"Ayahmu, nak." terdengar semayup suara dari balik persegi kecil yang kugenggam. Darahku serasa terhenti. Tubuhku gemetar. Serasa ada hantaman yang sangat kuat pada diri, juga jiwaku.
"Mungkin Anda salah sambung." kutegaskan padanya.

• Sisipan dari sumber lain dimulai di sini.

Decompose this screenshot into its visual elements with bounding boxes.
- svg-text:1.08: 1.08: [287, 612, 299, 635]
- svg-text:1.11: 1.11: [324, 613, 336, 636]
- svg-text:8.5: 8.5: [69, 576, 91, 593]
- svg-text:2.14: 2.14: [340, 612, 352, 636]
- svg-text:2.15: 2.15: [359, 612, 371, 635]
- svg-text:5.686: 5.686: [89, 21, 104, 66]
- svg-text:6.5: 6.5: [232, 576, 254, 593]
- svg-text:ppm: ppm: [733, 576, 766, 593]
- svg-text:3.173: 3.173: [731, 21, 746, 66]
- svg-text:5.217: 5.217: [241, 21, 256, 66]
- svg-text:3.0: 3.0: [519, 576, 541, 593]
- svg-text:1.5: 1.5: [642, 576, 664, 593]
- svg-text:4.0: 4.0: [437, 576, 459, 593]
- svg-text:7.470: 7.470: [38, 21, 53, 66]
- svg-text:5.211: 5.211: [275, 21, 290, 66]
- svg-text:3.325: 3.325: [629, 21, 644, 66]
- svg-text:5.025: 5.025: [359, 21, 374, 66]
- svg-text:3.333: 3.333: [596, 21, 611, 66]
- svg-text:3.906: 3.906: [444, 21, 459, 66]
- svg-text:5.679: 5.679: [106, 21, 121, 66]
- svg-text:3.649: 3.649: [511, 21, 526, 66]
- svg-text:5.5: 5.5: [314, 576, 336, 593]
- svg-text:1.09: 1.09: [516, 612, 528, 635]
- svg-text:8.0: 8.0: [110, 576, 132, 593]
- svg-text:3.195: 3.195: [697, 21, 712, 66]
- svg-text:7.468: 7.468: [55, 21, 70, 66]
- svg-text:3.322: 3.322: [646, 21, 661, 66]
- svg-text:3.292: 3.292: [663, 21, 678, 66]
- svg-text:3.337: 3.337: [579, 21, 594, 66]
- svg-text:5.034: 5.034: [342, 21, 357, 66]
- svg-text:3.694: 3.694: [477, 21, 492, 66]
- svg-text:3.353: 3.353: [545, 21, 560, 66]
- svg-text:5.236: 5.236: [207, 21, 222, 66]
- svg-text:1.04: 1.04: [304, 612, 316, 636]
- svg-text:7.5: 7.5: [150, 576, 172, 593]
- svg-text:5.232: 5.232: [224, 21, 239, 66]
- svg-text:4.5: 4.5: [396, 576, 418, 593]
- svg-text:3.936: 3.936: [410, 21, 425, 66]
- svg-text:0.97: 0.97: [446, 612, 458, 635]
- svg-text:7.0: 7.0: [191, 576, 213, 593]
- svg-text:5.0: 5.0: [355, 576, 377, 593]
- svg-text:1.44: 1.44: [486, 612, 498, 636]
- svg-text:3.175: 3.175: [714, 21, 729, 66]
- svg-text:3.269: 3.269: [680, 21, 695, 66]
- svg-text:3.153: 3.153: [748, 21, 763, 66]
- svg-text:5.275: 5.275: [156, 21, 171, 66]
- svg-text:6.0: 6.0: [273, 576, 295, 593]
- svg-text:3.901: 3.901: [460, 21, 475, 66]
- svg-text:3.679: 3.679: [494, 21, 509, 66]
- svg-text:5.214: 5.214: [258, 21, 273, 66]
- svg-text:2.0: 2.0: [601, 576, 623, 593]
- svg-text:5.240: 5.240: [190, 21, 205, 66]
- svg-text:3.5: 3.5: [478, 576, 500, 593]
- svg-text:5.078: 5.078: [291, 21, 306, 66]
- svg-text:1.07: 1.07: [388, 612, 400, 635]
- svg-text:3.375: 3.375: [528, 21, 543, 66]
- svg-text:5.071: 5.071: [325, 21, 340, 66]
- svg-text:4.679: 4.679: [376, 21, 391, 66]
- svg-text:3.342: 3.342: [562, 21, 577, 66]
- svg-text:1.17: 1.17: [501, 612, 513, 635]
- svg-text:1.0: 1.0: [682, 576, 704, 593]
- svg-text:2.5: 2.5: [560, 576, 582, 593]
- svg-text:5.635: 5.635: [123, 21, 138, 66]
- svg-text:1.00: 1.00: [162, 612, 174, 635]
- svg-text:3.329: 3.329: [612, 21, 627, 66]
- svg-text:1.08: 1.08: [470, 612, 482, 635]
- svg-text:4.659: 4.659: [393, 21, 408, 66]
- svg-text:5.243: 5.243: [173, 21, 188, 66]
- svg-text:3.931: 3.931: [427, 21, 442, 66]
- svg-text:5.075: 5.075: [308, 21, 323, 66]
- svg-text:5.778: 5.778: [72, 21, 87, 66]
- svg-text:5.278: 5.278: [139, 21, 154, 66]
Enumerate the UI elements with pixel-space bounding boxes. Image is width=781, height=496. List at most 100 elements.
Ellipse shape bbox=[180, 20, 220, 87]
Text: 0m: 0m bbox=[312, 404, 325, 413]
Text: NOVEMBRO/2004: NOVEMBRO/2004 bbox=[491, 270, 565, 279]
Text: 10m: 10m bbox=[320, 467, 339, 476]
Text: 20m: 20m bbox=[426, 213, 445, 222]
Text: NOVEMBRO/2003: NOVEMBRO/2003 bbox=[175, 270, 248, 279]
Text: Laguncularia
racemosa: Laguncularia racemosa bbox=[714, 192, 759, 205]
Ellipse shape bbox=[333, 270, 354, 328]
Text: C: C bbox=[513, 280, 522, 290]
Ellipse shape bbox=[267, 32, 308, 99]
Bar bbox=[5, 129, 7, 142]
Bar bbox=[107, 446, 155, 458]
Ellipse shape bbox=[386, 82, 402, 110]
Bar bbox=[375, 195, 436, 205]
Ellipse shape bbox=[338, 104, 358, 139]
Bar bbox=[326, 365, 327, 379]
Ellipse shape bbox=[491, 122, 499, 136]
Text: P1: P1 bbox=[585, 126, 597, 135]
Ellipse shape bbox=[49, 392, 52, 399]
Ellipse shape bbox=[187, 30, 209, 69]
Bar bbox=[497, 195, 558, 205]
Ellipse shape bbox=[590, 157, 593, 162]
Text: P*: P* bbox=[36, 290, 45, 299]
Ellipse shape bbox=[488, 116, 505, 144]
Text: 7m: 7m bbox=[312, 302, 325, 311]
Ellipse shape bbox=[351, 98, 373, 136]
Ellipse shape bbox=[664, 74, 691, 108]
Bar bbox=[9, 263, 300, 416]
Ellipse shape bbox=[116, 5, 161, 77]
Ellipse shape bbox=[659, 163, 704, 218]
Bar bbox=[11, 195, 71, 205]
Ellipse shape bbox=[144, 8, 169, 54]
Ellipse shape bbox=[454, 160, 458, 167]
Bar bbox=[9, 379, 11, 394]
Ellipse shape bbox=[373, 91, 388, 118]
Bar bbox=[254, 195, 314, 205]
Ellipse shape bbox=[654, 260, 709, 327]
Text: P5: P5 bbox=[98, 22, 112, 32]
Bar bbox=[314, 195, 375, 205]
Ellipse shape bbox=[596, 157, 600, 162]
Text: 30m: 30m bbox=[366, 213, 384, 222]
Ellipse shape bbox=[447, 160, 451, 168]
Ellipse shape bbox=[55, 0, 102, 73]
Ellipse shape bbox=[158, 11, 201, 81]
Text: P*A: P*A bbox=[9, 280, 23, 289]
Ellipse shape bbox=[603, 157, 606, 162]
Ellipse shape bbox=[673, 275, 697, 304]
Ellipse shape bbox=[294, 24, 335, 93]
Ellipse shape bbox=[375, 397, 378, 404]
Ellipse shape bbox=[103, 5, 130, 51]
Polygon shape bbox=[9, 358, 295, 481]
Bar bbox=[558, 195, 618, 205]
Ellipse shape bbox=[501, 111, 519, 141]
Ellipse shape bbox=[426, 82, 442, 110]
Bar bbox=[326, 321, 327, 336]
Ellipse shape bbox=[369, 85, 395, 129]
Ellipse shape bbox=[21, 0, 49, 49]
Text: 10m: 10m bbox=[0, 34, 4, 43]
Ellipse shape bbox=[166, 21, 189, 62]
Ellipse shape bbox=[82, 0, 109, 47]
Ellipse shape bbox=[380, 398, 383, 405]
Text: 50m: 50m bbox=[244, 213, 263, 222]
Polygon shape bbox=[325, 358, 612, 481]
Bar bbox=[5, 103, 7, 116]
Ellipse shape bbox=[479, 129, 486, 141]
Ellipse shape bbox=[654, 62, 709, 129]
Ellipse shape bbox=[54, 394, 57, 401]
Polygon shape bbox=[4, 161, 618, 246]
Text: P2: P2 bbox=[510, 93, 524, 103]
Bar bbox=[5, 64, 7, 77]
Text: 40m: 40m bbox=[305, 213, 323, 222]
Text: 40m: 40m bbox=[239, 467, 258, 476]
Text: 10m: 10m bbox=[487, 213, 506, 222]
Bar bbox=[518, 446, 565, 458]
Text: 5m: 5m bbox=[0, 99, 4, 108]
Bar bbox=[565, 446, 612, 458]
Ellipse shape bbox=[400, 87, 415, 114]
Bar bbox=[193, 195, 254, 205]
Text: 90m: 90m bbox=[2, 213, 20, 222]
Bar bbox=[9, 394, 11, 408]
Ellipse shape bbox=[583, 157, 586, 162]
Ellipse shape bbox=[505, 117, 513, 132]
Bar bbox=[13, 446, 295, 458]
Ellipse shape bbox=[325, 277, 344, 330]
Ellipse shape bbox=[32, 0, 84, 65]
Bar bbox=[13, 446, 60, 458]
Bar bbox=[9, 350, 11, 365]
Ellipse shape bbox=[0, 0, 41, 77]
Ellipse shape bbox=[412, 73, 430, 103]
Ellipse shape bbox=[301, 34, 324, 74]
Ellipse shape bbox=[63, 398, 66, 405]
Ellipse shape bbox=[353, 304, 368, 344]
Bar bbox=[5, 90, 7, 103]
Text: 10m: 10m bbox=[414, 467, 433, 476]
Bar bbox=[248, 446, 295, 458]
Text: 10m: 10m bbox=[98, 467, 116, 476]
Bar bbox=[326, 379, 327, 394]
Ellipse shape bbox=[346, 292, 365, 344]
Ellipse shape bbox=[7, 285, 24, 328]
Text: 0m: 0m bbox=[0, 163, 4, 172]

Seketika itu kututup telepon. Kucoba hapuskan semua hal yang menyeruak dalam benakku. Tak terasa air mata mengalir membasahi dinding pipiku. Mengapa luka yang telah tertutup kini menganga kembali? Kucoba tegarkan hati ini.
***
Kukerjakan tugas-tugas kuliah yang sudah menggunung, berharap aku dapat melupakan kejadian tadi pagi. Dan sore ini langit tampak muram, seakan terlukis kesedihan dalam goresan wajahnya. Dan setelah itu, hujan pun turun. Dalam hatiku berkata, "Apa ini sebuah pertanda langit sedang berduka? Sudahlah, tidak begitu penting untuk kupikirkan."
"Nira..." teriakan ibu membuyarkan lamunanku.
"Iya, bu.." jawabku terbata-bata.
"Minumlah untuk menghangatkan badanmu" sambil disuguhkannya segelas teh ke hadapanku.
"Terimakasih, bu " jawabku pelan.
Ibu tersenyum tipis, lalu membalikkan badannya dan duduk di sofa sambil menghidupkan televisi. Aku sesungguhnya ingin menghampirinya. Menceritakan kejadian tadi pagi. Tapi aku takut pertanyaan-pertanyaan yang aku lontarkan pada ibu nanti membuatnya harus membuka laci-laci memorinya, sudah pasti itu akan membuatnya terluka. Kuurungkan niatku, dan kuteguk teh panas yang disuguhkan ibu.
Aku kembali menuju kamar. Kuhempaskan badanku di atas pembaringan sambil menerawang jauh. Aku memikirkan apa yang sedang aku rasakan. Tak terasa, aku terlelap dan damai.